Doesn’t quite roll off the tongue the same way 2012 did, right? Sort of like going to a chain restaurant in a foreign country and seeing things that are just slightly off. Well, rightly so because we’re in the future now and with that comes the sense of moving foward.
This instance of Tidbits comes with a wonderful theme of “The Future” and as such, many of the links are to stories and articles exemplifying how the world is mixing and moving onwards to more awesome things.
- Ideas In Food serves us up some interesting Gluten-Free Potato Gnocchi
- Marc at No Recipes shows us how the history of American military presence in Japan has contributed to a sub-section of food which fuses the two cultures: Japa-Mex Taco Rice.
- Costing the country $165 billion annually, the amount of food that Americans waste has increased over 50% in the last 40 years.
- With the country eating 4 times as much of the food as they did 30 years ago, China’s appetite for pork is negatively impacting smaller villages via pollution.
- The FDA have released two of the five major regulations connected to the Food Safety Modernization Act for public review.
- Prison inmates in Idaho are suing alcohol companies for the role alcohol played in the crimes. Unlike in Britain – where everyone is taught that alcohol makes you act like a prat - the Idaho inmates claim past ignorance for the addictive quality of alcohol and its detrimental effects. The civil suit stands at $1 billion and will serve as a test suit, with the possibility of setting many precedents.
- With Africa seen as playing a key role in the future of agriculture, scientists are researching new ways to utilise the lakes that are dotted across the continent. The result: Hydroponic Rafts.
- The Institute of Food Research has released their 2012/2013 Science + Innovation Report, detailing the most promising research and news from the last year.
- The Journal of Sensory Science has published a paper detailing a 57 person experiment which looked to solving the age old problem: “what colour cup does my hot chocolate taste best in?” The results may surprise you.
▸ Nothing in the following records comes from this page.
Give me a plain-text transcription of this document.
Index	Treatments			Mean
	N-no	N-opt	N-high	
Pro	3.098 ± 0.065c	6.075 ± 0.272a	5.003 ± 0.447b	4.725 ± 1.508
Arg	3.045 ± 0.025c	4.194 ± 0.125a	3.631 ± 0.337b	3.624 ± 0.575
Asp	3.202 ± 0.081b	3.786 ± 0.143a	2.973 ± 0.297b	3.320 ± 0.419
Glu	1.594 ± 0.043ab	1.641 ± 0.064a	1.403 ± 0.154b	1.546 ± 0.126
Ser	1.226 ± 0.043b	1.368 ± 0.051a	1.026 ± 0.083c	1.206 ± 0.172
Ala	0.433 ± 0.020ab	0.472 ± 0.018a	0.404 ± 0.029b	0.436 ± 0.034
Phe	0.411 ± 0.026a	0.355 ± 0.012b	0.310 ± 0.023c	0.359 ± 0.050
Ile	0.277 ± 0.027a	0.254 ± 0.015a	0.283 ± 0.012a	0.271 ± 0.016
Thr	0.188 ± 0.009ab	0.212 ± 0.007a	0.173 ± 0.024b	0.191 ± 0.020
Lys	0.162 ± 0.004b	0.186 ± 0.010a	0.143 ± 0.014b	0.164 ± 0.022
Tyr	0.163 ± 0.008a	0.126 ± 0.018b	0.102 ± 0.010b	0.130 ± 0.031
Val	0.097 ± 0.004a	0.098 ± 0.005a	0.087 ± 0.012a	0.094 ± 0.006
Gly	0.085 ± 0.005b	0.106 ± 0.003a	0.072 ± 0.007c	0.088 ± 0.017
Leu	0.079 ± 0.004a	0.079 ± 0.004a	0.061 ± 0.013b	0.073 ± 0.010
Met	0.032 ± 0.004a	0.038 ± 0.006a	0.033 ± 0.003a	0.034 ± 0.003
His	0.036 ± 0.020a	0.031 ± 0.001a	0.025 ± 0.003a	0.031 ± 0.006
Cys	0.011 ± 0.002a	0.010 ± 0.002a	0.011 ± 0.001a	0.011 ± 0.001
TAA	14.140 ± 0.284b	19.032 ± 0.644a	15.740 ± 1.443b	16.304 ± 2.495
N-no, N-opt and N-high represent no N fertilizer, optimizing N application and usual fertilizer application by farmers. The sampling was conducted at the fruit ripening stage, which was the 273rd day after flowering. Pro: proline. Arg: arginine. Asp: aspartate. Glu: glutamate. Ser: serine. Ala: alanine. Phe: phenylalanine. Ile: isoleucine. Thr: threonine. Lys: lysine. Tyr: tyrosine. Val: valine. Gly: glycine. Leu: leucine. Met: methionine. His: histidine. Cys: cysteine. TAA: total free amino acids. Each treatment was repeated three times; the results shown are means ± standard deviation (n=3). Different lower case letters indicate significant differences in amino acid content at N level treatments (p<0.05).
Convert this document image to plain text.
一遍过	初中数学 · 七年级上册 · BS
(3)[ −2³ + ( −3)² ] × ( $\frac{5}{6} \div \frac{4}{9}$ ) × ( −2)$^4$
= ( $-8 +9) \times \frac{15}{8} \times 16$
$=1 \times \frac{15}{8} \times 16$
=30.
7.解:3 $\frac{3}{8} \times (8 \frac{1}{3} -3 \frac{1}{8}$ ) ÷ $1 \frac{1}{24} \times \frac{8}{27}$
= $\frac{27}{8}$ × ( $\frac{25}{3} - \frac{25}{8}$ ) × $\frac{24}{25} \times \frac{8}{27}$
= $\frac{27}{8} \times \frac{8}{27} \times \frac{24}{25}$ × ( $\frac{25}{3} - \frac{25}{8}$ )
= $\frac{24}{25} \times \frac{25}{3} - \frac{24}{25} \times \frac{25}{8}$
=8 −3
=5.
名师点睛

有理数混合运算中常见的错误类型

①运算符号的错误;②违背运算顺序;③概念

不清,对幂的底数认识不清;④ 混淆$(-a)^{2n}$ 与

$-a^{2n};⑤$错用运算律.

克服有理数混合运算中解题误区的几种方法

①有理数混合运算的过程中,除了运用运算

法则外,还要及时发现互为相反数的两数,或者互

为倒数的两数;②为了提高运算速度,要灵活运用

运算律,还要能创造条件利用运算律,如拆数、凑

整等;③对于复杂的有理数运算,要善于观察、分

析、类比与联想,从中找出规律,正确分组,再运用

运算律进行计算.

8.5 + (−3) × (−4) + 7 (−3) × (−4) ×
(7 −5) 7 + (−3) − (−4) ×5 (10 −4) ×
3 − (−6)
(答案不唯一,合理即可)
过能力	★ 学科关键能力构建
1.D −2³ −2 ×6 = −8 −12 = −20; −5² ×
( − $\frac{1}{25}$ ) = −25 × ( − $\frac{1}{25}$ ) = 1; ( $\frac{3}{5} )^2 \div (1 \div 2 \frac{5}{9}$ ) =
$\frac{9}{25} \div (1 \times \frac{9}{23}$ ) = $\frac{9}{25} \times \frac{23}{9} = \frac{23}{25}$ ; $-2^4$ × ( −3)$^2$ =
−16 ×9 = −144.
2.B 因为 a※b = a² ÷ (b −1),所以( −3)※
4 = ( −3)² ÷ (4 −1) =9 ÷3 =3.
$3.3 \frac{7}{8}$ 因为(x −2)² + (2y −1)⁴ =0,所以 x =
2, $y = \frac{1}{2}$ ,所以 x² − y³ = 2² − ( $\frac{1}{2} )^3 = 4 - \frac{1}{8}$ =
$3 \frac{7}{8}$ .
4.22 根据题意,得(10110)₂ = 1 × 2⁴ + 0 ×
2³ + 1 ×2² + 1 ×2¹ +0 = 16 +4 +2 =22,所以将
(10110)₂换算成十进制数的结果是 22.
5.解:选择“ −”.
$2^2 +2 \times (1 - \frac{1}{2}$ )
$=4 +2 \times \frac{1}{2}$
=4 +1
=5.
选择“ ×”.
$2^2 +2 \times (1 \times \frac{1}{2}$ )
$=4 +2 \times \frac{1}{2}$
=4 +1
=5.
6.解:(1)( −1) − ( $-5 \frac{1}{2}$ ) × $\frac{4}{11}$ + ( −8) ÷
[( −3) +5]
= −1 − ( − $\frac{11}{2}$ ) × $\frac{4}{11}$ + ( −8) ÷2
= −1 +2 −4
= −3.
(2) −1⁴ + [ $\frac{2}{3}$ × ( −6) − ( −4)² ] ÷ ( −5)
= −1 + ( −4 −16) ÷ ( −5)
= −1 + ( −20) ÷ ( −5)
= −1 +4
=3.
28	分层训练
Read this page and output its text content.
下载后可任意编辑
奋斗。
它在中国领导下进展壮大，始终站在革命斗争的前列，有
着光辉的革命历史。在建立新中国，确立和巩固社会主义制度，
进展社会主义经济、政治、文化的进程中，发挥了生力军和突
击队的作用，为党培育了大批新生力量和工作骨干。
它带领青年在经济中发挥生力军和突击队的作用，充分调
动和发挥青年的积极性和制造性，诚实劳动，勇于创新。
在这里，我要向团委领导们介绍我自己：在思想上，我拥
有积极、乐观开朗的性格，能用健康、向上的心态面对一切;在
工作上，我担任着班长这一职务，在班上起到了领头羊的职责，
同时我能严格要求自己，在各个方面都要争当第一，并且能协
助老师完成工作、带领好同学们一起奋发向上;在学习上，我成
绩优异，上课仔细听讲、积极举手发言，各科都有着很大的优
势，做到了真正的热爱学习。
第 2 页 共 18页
Or they might not.
- With the microstructure so important to their function, a research team have used MRI to identify and assess the way in which cereals are rehydrated and how the milk is diffused.
- If, like me, you feel the need to celebrate New Year’s Eve every day (and/or aren’t willing to admit your overt alcohol issues), you might be interested in the physics of champagne.
- LOLIWARE, a company based out of New York, has come up with a range of edible glassware. Using pectin, the cups are able to be matched with the drink served and come in a range of flavours.
- A woman in Chicago has designed a perfume based on the odour of tamales. If there’s one thing I know that I find attractive, it’s the scent of corn products.
- Take a step into the future and imagine what food might be like in 2035.